Thanks for the comments. parseName relies internally on a function from HscMain that does just that: name parsing. I don't think it can handle import declarations, which is why I wrote hscImport. As I removed the "import" from the string the user entered (saving all the import parts in a remembered_ctx seems redundant), it needs to be prepended or the parser won't understand it. Importing twice with different import lists is handled like in source files. Any ":m" commands will overwrite import declarations for the same module. The problem with representing an import in a CtxCmd is that it has a completely different syntax, so storing it in the same structure seems awkward. A new patch should be up soon.
Thanks for the comments. parseName relies internally on a function from HscMain that does just that: name parsing. I don't think it can handle import declarations, which is why I wrote hscImport.

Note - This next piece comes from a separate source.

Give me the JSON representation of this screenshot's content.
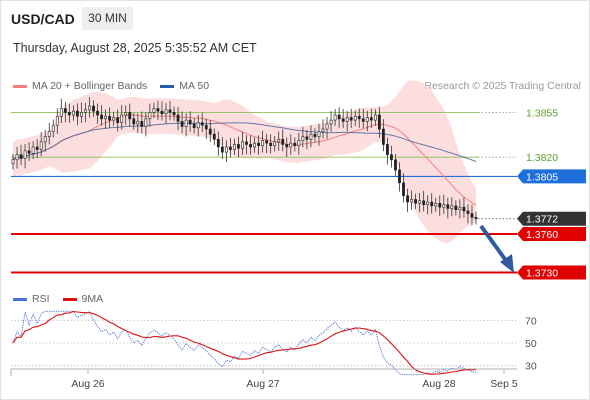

Yes - I'm just suggesting that instead of getImportDecl you call it parseImportDecl and make it parse a complete import declaration for consistency.
As I removed the "import" from the string the user entered (saving all the import parts in a remembered_ctx seems redundant), it needs to be prepended or the parser won't understand it.
My suggestion is to not remove it in the first place, that seems simpler.